Heboh Gonjang-ganjing RKUHP, Kemana BEM FH?

Liputan dan Berita
Heboh Gonjang-ganjing RKUHP, Kemana BEM FH?

Gemajustisia.com - Publik saat ini sedang dihebohkan dengan gonjang-ganjing rencana pengesahan Rancangan Kitab Undang-Undang Hukum Pidana (RKUHP). Berbagai penolakan pun terjadi di seluruh Indonesia.

Di Jakarta, Badan Eksekutif dan ribuan mahasiswa dari berbagai perguruan tinggi telah melakukan demonstrasi pada akhir Juni lalu. Begitu pun di Jawa Barat, BEM Universitas Padjadjaran beserta BEM-BEM lainnya di Bandung ikut menolak pengesahan RKHUP.

Bagaimana dengan Sumatra Barat? Sampai saat ini, belum tampak adanya aksi mahasiswa menolak atau pun melayangkan tuntutan terhadap pengesahan kitab hukum pidana ini.

Termasuk BEM Negara Mahasiswa Fakultas Hukum. BEM FH yang menjadi representasi dari mahasiswa Hukum Unand ini, tidak terlihat ikut sibuk dalam penolakan yang terjadi di seluruh Indonesia.

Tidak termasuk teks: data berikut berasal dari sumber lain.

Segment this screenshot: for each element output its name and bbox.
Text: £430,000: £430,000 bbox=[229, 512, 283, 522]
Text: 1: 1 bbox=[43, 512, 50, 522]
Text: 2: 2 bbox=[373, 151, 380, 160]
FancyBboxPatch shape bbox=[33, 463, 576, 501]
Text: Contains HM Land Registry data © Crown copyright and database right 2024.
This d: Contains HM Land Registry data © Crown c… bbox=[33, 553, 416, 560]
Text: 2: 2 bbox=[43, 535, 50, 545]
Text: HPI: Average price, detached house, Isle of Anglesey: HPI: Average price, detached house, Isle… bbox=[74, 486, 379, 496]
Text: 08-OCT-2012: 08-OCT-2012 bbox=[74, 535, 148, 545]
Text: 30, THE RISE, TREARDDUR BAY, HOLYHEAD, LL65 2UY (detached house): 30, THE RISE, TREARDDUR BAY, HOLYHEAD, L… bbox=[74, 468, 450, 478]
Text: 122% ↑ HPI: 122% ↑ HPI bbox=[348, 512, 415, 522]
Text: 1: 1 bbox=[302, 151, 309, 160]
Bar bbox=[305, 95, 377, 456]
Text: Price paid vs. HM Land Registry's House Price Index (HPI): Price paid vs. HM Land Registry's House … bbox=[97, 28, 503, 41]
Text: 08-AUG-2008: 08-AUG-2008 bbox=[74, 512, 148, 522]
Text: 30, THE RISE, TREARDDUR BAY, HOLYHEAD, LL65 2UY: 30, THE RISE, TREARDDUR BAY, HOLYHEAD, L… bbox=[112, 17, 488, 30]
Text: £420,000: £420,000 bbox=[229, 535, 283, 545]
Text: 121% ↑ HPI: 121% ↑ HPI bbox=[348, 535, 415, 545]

Terakhir kali, hanya ada postingan Otentik (obrolan tentang politik) di kanal medsos BEM FH (17/06). Pada postingan tersebut BEM NM FHUA menuntut pemerintah segera membuka draft RKUHP.

Sekarang draft tersebut telah resmi diserahkan pemerintah ke DPR, Rabu (06/07) minggu lalu. Namun, publik masih menilai pasal-pasal kontroversial yang 2019 lalu telah ditolak, masih ada dalam draft final terbaru ini. Seperti pasal 218 tentang penghinaan presiden.

Melihat carut-kemarut permasalahan di atas, kemanakah BEM NM FHUA? Tidakkah mahasiswa punya tanggung jawab moral dan peran dalam mengawal isu tersebut?

Presiden Mahasiswa BEM NM FHUA, Sultan Arya, menjawab pihaknya saat ini sedang melakukan konsolidasi perilhal pengesahan RKUHP.

Sultan berkata, BEM FH dalam hal ini tidak sendirian dalam bergerak. Mereka tergabung dalam aliansi Gerakan Suara Rakyat (GSR) Sumatra Barat.

"Nantinya kita akan bergerak dengan aliansi suara rakyat ini. Hal ini rencananya akan dilakukan dalam waktu dekat," ucap Sultan.

Ia melanjutkan bahwa mahasiswa harus pandai-pandai dalam menyikapi isu RKUHP ini. Tidak dipungkiri keberadaan RKUHP sudah menjadi polemik panjang di Indonesia. Pihaknya sendiri menolak jika RKUHP sekarang masih berisikan pasal-pasal kontroversial.

Mahasiswa Fakultas Hukum ini memberi contoh pasal penghinaan presiden. "Hal ini bisa ditafsirkan bahwasanya pemerintah anti kritik", tutur Sultan.

Sebelumnya ia juga menyikapi tentang sulitnya akses terhadap draft tersebut. "Ketika susah diakses kemarin, seperti pemerintah menutup-nutupi dari mahasiswa atau pun masyarakat."

Sultan mengatakan pemerintah harus membuka telinga dan menampung aspirasi serta kritik dari masyarakat. Bagaimanapun, Hak rakyat ikut dirugikan dari proses yang tidak transparan.

Selain itu, Sultan juga merespon kenapa lembaganya dalam hal ini hanya menjalin hubungan keluar. Padahal, ada banyak Lembaga Otonom (LO) yang ada di Fakultas Hukum.

Presma itu menjawab, pihaknya sudah ada rencana untuk melakukan konsolidasi bersama LO/UKMF/HIMA se hukum. Kedepannya BEM akan bersinergi melibatkan semua unsur di Fakultas Hukum dalam melakukan kegiatan, tutup Sultan.